Hunting zone 8 and saw plenty of gators opening wknd but just couldn't connect. Hunting at nite but had a really difficult time trying to judge the size so basically set up on each one only to find out most were under 5'. Any pointers for judging the size of a gator while hitting it with a spotlight from a distance? Not asking for any honey holes but won't turn anything dwn if you wanna PM me. Thanks


----------



## mattech (Aug 24, 2015)

If you can make out the snout, the inches from the eyes is equal to feet. 10"=10'. also, if they face you, the bigger the gator the farther apart the eyes will be. When you have a big one facing you, there won't be any doubt its big. Don't let the brightness of the eyes fool you, a baby gator eyes will glow just as bright as a larger gator.


----------



## hortonhunter22 (Aug 24, 2015)

^ this if you can distinguish 2 separate eyes from a distance check it out if it looks like a bright spot prolly smaller...its a numbers game though in the dark...the smaller ones are just as good of practice to get ready for the real moment...so approach any you check as if its a 12 fter so ya don't have the whole sticker shock when ya actually see a biggun


----------



## XJfire75 (Aug 24, 2015)

I'm having the same issues. Saw several that looked like could've been anywhere between 8-12" from snout to eyes. Especially the ones that didn't let me get closer than 20 yards.


----------



## frydaddy40 (Aug 24, 2015)

*Very good.*



mattech said:


> If you can make out the snout, the inches from the eyes is equal to feet. 10"=10'. also, if they face you, the bigger the gator the farther apart the eyes will be. When you have a big one facing you, there won't be any doubt its big. Don't let the brightness of the eyes fool you, a baby gator eyes will glow just as bright as a larger gator.



   Very good advice,


----------



## GT Whitetail (Aug 24, 2015)

Yeah same here. Planning on heading down that way this weekend to give it another go. I think I let a couple shooters go last time. Looked like they had long snouts, but their heads looked kinda skinny. Might try some daylight hunting too. Probably my last ditch effort so my slot limit is probably gonna suffer a little. 

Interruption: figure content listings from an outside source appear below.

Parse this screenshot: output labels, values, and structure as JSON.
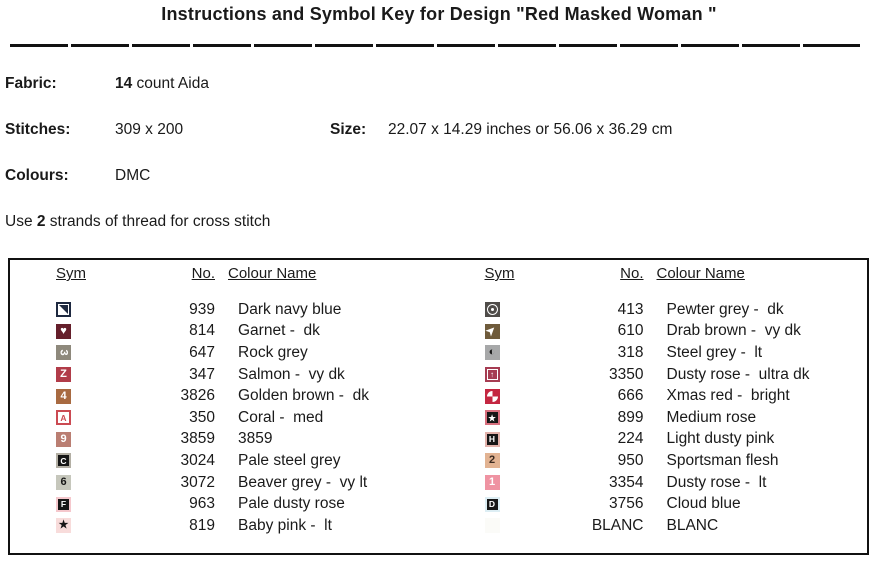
{
  "title": "Instructions and Symbol Key for Design \"Red Masked Woman \"",
  "info": {
    "fabric_label": "Fabric:",
    "fabric_bold": "14",
    "fabric_rest": " count Aida",
    "stitches_label": "Stitches:",
    "stitches_value": "309 x 200",
    "size_label": "Size:",
    "size_value": "22.07 x 14.29 inches or 56.06 x 36.29 cm",
    "colours_label": "Colours:",
    "colours_value": "DMC",
    "strands_prefix": "Use ",
    "strands_bold": "2",
    "strands_suffix": " strands of thread for cross stitch"
  },
  "table": {
    "headers": {
      "sym": "Sym",
      "no": "No.",
      "name": "Colour Name"
    },
    "left_rows": [
      {
        "no": "939",
        "name": "Dark navy blue",
        "sym": {
          "type": "diag-box",
          "icon": "diagonal-square-icon",
          "bg": "#1e2940"
        }
      },
      {
        "no": "814",
        "name": "Garnet -  dk",
        "sym": {
          "type": "text",
          "icon": "heart-icon",
          "bg": "#651f2b",
          "fg": "#ffffff",
          "char": "♥"
        }
      },
      {
        "no": "647",
        "name": "Rock grey",
        "sym": {
          "type": "text",
          "icon": "rotated-three-icon",
          "bg": "#8e897c",
          "fg": "#ffffff",
          "char": "3",
          "rotate": 90
        }
      },
      {
        "no": "347",
        "name": "Salmon -  vy dk",
        "sym": {
          "type": "text",
          "icon": "letter-z-icon",
          "bg": "#b13c49",
          "fg": "#ffffff",
          "char": "Z"
        }
      },
      {
        "no": "3826",
        "name": "Golden brown -  dk",
        "sym": {
          "type": "text",
          "icon": "digit-4-icon",
          "bg": "#a86a41",
          "fg": "#ffffff",
          "char": "4"
        }
      },
      {
        "no": "350",
        "name": "Coral -  med",
        "sym": {
          "type": "boxed",
          "icon": "boxed-letter-a-icon",
          "bg": "#cb4a52",
          "boxBg": "#ffffff",
          "fg": "#cb4a52",
          "char": "A"
        }
      },
      {
        "no": "3859",
        "name": "3859",
        "sym": {
          "type": "text",
          "icon": "digit-9-icon",
          "bg": "#ba7e72",
          "fg": "#ffffff",
          "char": "9"
        }
      },
      {
        "no": "3024",
        "name": "Pale steel grey",
        "sym": {
          "type": "boxed",
          "icon": "boxed-letter-c-icon",
          "bg": "#b3afa4",
          "boxBg": "#161616",
          "fg": "#ffffff",
          "char": "C"
        }
      },
      {
        "no": "3072",
        "name": "Beaver grey -  vy lt",
        "sym": {
          "type": "text",
          "icon": "digit-6-icon",
          "bg": "#c6c7bc",
          "fg": "#161616",
          "char": "6"
        }
      },
      {
        "no": "963",
        "name": "Pale dusty rose",
        "sym": {
          "type": "boxed",
          "icon": "boxed-letter-f-icon",
          "bg": "#f5c8cd",
          "boxBg": "#161616",
          "fg": "#ffffff",
          "char": "F"
        }
      },
      {
        "no": "819",
        "name": "Baby pink -  lt",
        "sym": {
          "type": "text",
          "icon": "star-icon",
          "bg": "#f8dcdb",
          "fg": "#161616",
          "char": "★"
        }
      }
    ],
    "right_rows": [
      {
        "no": "413",
        "name": "Pewter grey -  dk",
        "sym": {
          "type": "ring-dot",
          "icon": "circled-dot-icon",
          "bg": "#4f4c49"
        }
      },
      {
        "no": "610",
        "name": "Drab brown -  vy dk",
        "sym": {
          "type": "text",
          "icon": "arrow-pointer-icon",
          "bg": "#6f5b3b",
          "fg": "#ffffff",
          "char": "➤",
          "rotate": -45
        }
      },
      {
        "no": "318",
        "name": "Steel grey -  lt",
        "sym": {
          "type": "text",
          "icon": "half-circle-icon",
          "bg": "#a7a8a9",
          "fg": "#161616",
          "char": "◐"
        }
      },
      {
        "no": "3350",
        "name": "Dusty rose -  ultra dk",
        "sym": {
          "type": "outline-arrow",
          "icon": "boxed-up-arrow-icon",
          "bg": "#a63c52",
          "fg": "#ffffff",
          "char": "↑"
        }
      },
      {
        "no": "666",
        "name": "Xmas red -  bright",
        "sym": {
          "type": "quad-circle",
          "icon": "quartered-circle-icon",
          "bg": "#c42741",
          "fg": "#ffffff"
        }
      },
      {
        "no": "899",
        "name": "Medium rose",
        "sym": {
          "type": "boxed",
          "icon": "boxed-star-icon",
          "bg": "#d8707e",
          "boxBg": "#161616",
          "fg": "#ffffff",
          "char": "★"
        }
      },
      {
        "no": "224",
        "name": "Light dusty pink",
        "sym": {
          "type": "boxed",
          "icon": "boxed-letter-h-icon",
          "bg": "#e2b2ab",
          "boxBg": "#161616",
          "fg": "#ffffff",
          "char": "H"
        }
      },
      {
        "no": "950",
        "name": "Sportsman flesh",
        "sym": {
          "type": "text",
          "icon": "digit-2-icon",
          "bg": "#e2b392",
          "fg": "#3a2a20",
          "char": "2"
        }
      },
      {
        "no": "3354",
        "name": "Dusty rose -  lt",
        "sym": {
          "type": "text",
          "icon": "digit-1-icon",
          "bg": "#ef93a2",
          "fg": "#ffffff",
          "char": "1"
        }
      },
      {
        "no": "3756",
        "name": "Cloud blue",
        "sym": {
          "type": "boxed",
          "icon": "boxed-letter-d-icon",
          "bg": "#ddeef4",
          "boxBg": "#161616",
          "fg": "#ffffff",
          "char": "D"
        }
      },
      {
        "no": "BLANC",
        "name": "BLANC",
        "sym": {
          "type": "blank",
          "icon": "blank-swatch-icon",
          "bg": "#fbfbf8"
        }
      }
    ]
  }
}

Thanks for all the responses.


----------



## yankeeredneck2015 (Aug 26, 2015)

GT Whitetail said:


> Yeah same here. Planning on heading down that way this weekend to give it another go. I think I let a couple shooters go last time. Looked like they had long snouts, but their heads looked kinda skinny. Might try some daylight hunting too. Probably my last ditch effort so my slot limit is probably gonna suffer a little.
> 
> Thanks for all the responses.




Or hire a guide


----------



## olcop (Aug 27, 2015)

All the above is excellent advice;
but the easiest way is to get him to be still while you measure him with a tape measure.
olcop


----------



## Luckybuck (Aug 27, 2015)

What Mattech said, I grew up in SE Louisiana and the rule that we followed when lighting up the eyeballs was the distance between the eyes.   Not exact but better guide than no guide.


----------



## Burton (Aug 27, 2015)

Sometimes you can be right on top of them and not know how big it is.  We passed on this one to come back the next weekend and take one that was 8 ft.  I'm not sure it was worth it.


----------



## GT Whitetail (Aug 28, 2015)

Awesome video.. had the exact same thing happen to me and it was about that same size too. Maybe one of the experts will chime in and guess how long that one in your video is. I'm heading dwn this afternoon, but with the weather forecast I might have to take first available legal sized one. Thanks for all the comments.


----------



## Burton (Aug 28, 2015)

Hope you get a good one.  We've got two tags in SC this year, so I've got to wait 2 more weeks.  Good luck.


----------



## buddy48 (Aug 28, 2015)

The one I got last weekend was 9'-6" long and it was 11" from the eyes to the tip of the nose. Hunted and harvested mine in the daylight. It was much easier than I expected it to be.


----------